Halbert placed third in the pentathlon at the Patriot League Indoor Championships as a sophomore, totaling 3,428 points. She did not get much of an introduction to the heptathlon before the 2020 outdoor season was canceled by coronavirus concerns.
Last spring was Halbert’s first as a heptathlete and she exceeded expectations by capturing the Patriot League outdoor championship. She was also a second team All-Patriot League performer in the 100-meter hurdles.
Halbert will compete in individual events during the Army-Navy meet indoors.
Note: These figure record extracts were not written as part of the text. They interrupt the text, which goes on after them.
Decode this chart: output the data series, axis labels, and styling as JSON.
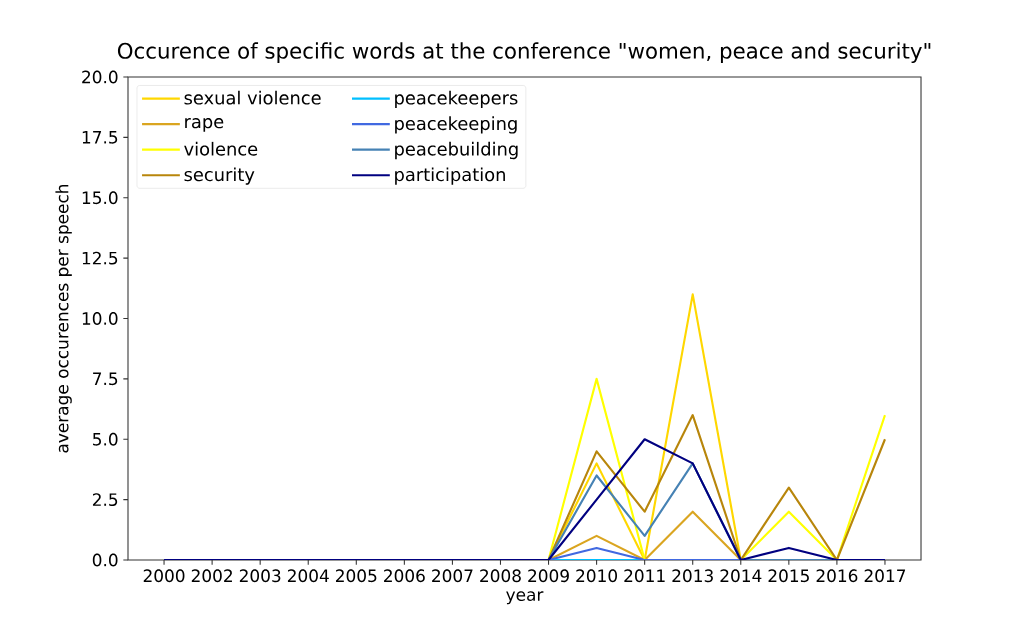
{
  "chart_data": {
    "type": "line",
    "title": "Occurence of specific words at the conference \"women, peace and security\"",
    "xlabel": "year",
    "ylabel": "average occurences per speech",
    "categories": [
      "2000",
      "2002",
      "2003",
      "2004",
      "2005",
      "2006",
      "2007",
      "2008",
      "2009",
      "2010",
      "2011",
      "2013",
      "2014",
      "2015",
      "2016",
      "2017"
    ],
    "ylim": [
      0,
      20
    ],
    "yticks": [
      {
        "value": 0,
        "label": "0.0"
      },
      2.5,
      {
        "value": 5,
        "label": "5.0"
      },
      7.5,
      {
        "value": 10,
        "label": "10.0"
      },
      12.5,
      {
        "value": 15,
        "label": "15.0"
      },
      17.5,
      {
        "value": 20,
        "label": "20.0"
      }
    ],
    "legend": "top left",
    "series": [
      {
        "name": "sexual violence",
        "color": "#ffd700",
        "values": [
          null,
          null,
          null,
          null,
          null,
          null,
          null,
          null,
          0,
          4,
          0,
          11,
          0,
          null,
          null,
          null
        ]
      },
      {
        "name": "rape",
        "color": "#daa520",
        "values": [
          null,
          null,
          null,
          null,
          null,
          null,
          null,
          null,
          0,
          1,
          0,
          2,
          0,
          null,
          null,
          null
        ]
      },
      {
        "name": "violence",
        "color": "#ffff00",
        "values": [
          null,
          null,
          null,
          null,
          null,
          null,
          null,
          null,
          0,
          7.5,
          0,
          null,
          0,
          2,
          0,
          6
        ]
      },
      {
        "name": "security",
        "color": "#b8860b",
        "values": [
          null,
          null,
          null,
          null,
          null,
          null,
          null,
          null,
          0,
          4.5,
          2,
          6,
          0,
          3,
          0,
          5
        ]
      },
      {
        "name": "peacekeepers",
        "color": "#00bfff",
        "values": [
          null,
          null,
          null,
          null,
          null,
          null,
          null,
          null,
          0,
          0,
          0,
          null,
          null,
          null,
          null,
          null
        ]
      },
      {
        "name": "peacekeeping",
        "color": "#4169e1",
        "values": [
          null,
          null,
          null,
          null,
          null,
          null,
          null,
          null,
          0,
          0.5,
          0,
          0,
          0,
          null,
          null,
          null
        ]
      },
      {
        "name": "peacebuilding",
        "color": "#4682b4",
        "values": [
          null,
          null,
          null,
          null,
          null,
          null,
          null,
          null,
          0,
          3.5,
          1,
          4,
          0,
          0,
          0,
          null
        ]
      },
      {
        "name": "participation",
        "color": "#000080",
        "values": [
          0,
          0,
          0,
          0,
          0,
          0,
          0,
          0,
          0,
          2.5,
          5,
          4,
          0,
          0.5,
          0,
          0
        ]
      }
    ]
  }
}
Halbert had yet to post a school record during her Navy career, so that made Friday’s performance even more special. She joins classmates Breanna Mealer, Lindsay Lewis and Alexa Arthun in that exclusive club.
“Clayton Thompson was a role model because he was always setting school records. I really wanted to put my name in Navy history,” Halbert said. “I was hungry for that goal and working for it. It’s nice to see it finally come to fruition.”
Halbert does not believe she has come close to her full potential in the pentathlon, noting she must improve in the high jump and shot put in particular.
“I think I have a lot more to give. I’d like to produce a score that comes from all five events,” she said.